Une histoire de poupées russes
Véritable poumon de l’économie algérienne mais aussi manne financière fabuleuse, Sonatrach a été abusée par certaines personnalités.
A chaque jour suffit sa peine. A chaque jour son lot de révélations. Plus le temps passe, plus la corruption au sein de la compagnie nationale des hydrocarbures s’avère être un feuilleton dont la fin n’a pas encore été écrite. Les masques tombent au fur et à mesure. Véritable poumon de l’économie algérienne, mais aussi manne financière fabuleuse, Sonatrach a été abusée par certaines personnalités et non des moindres qui n’ont pas hésité à se servir avec un appétit toujours croissant. Au point de confondre Trésor public et porte-monnaie personnel. L’affaire qui l’a éclaboussée n’a pas livré tous ses secrets. Elle s’apparente à une histoire de poupées russes.
Sonatrach 1
Cette affaire aux ramifications tentaculaires a emporté dans son sillage pas moins de 14 cadres de la compagnie dont Mohamed Meziane ex-P-DG de Sonatrach et ses deux fils, le directeur exécutif des activités centrales, la directrice du bureau d’études, le directeur du groupe allemand FunkwerkPlettacContel et l’ancien directeur général du CPA. L’enquête les concernant avait révélé qu’ils avaient conclu de gros contrats douteux avec des entreprises étrangères alors que certains d’entre eux détenaient des comptes à l’étranger alimentés grâce à ces transactions illégales. L’instruction en cours a révélé l’existence d’un «véritable réseau international de corruption dont les ramifications s’étendent à tous les continents», avait déclaré, le 2 juillet 2013, le ministre de la Justice, garde des Sceaux. Mohamed Charfi avait indiqué devant les députés de l’Assemblée populaire nationale (APN), à l’issue de l’adoption du projet de loi organisant la profession d’avocat que cette filière avait pour objectif «d’absorber la substance de Sonatrach à travers des mécanismes financiers complexes visant à couvrir les crimes commis». Un autre pas venait d’être franchi. L’enquête avait permis de découvrir «des faits ne concernant pas l’affaire «Sonatrach 1», mais pouvant être qualifiés de corruption et de blanchiment d’argent» a indiqué le ministre. La justice n’allait pas être au bout de sa peine. Qui sont ces nouveaux acteurs dont l’identité n’a pas encore été révélée? «Certaines personnes sont sous mandat de dépôt alors que d’autres sont sous contrôle judiciaire…des fonds déposés dans des comptes domiciliés à l’étranger font actuellement l’objet de mesures en vue de leur récupération», répondra le ministre.
Sonatrach 2
L’on pensait que le nom du ministre de l’Energie et des Mines qui revenait souvent dans cette affaire n’allait pas être éclaboussé par ce gros scandale qui commençait à prendre des allures d’affaire d’Etat. L’ex-patron de Sonatrach lui a même servi de paravent. Mohamed Meziane a toujours nié avoir déclaré «agir sous l’influence de l’ex-ministre Chakib Khelil», a affirmé Mohcène Amara, son avocat. On disait aussi l’homme très proche du président de la République et qu’il était de facto sous sa protection. Un argument qui allait être taillé en pièces et faire taire de nombreuses gorges qui ont allègrement roucoulé. La surprise allait être de taille et redonner de la crédibilité à un secteur judiciaire que l’on disait aux ordres pour ne pas dire soumis. Des indices avaient été fournis par le garde des Sceaux, mais on était loin d’imaginer que cela irait aussi loin. Par habitude.

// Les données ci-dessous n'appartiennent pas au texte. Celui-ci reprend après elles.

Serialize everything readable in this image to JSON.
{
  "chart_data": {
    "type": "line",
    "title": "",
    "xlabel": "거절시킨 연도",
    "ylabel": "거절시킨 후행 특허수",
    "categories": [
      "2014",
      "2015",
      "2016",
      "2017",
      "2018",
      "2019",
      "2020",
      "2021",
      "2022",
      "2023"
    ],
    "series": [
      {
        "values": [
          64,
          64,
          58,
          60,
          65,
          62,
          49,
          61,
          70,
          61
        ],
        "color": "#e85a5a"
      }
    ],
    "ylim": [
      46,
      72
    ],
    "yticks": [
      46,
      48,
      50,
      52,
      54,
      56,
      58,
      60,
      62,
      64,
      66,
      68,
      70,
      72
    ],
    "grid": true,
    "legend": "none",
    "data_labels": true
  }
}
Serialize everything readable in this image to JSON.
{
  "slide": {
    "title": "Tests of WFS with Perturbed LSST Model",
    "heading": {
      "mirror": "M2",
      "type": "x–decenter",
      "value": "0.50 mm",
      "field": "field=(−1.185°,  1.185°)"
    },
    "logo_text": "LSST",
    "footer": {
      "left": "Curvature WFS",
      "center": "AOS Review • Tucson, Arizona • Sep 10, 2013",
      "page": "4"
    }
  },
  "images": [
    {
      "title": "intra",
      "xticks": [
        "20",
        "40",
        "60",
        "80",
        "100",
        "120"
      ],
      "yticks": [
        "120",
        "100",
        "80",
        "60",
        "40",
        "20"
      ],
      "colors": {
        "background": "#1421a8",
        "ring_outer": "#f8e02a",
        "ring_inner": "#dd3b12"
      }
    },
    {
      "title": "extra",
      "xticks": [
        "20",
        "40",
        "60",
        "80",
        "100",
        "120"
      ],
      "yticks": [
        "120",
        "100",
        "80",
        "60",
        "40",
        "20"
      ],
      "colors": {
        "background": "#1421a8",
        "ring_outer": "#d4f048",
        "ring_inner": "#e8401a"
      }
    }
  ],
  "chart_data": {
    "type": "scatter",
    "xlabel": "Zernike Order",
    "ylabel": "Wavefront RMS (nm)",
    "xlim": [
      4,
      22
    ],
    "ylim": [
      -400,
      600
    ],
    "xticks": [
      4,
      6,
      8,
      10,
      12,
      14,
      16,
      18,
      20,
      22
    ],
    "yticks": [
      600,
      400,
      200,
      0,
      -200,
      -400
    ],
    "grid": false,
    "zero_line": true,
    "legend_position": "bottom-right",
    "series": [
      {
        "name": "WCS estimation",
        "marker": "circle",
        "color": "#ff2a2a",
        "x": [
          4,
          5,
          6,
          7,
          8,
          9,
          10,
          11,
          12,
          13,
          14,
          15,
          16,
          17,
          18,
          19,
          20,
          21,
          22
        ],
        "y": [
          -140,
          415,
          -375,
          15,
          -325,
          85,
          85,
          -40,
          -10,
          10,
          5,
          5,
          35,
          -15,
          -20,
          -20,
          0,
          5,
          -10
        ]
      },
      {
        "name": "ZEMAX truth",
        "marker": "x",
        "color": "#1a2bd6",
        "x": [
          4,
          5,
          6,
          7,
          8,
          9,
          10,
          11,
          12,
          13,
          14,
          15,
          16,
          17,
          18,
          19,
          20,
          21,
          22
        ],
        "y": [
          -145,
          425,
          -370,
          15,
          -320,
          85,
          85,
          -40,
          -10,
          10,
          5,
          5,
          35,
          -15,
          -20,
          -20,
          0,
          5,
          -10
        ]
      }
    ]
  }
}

Certains noms étaient considérés comme intouchables. Trop puissants. Comment imaginer dans ce cas leur chute. «Dans le cadre du respect de la loi, la justice avance lentement, mais sûrement pour resserrer l’étau autour de la pieuvre dont les tentacules sont désormais apparentes… 90% de ceux qui y sont impliqués sont désormais connus… certains sont entre les mains de la justice alors que d’autres font l’objet d’avis de recherche international» avait tout juste soufflé à la presse le ministre de la Justice. La suite allait ressembler à un grand coup de tonnerre. Un mandat d’arrêt international sera lancé contre l’ex-ministre de l’Energie. Chakib Khelil, son épouse, leurs deux enfants, Farid Bedjaoui (neveu de l’ex-patron de la diplomatie algérienne) et quatre autres personnes seront poursuivis pour «corruption, trafic d’influence, abus de fonction, blanchiment d’argent et direction d’une association de malfaiteurs et d’une organisation criminelle transnationale.» La liste est certainement loin d’être close et l’affaire Sonatrach se jouera probablement à plus de deux actes.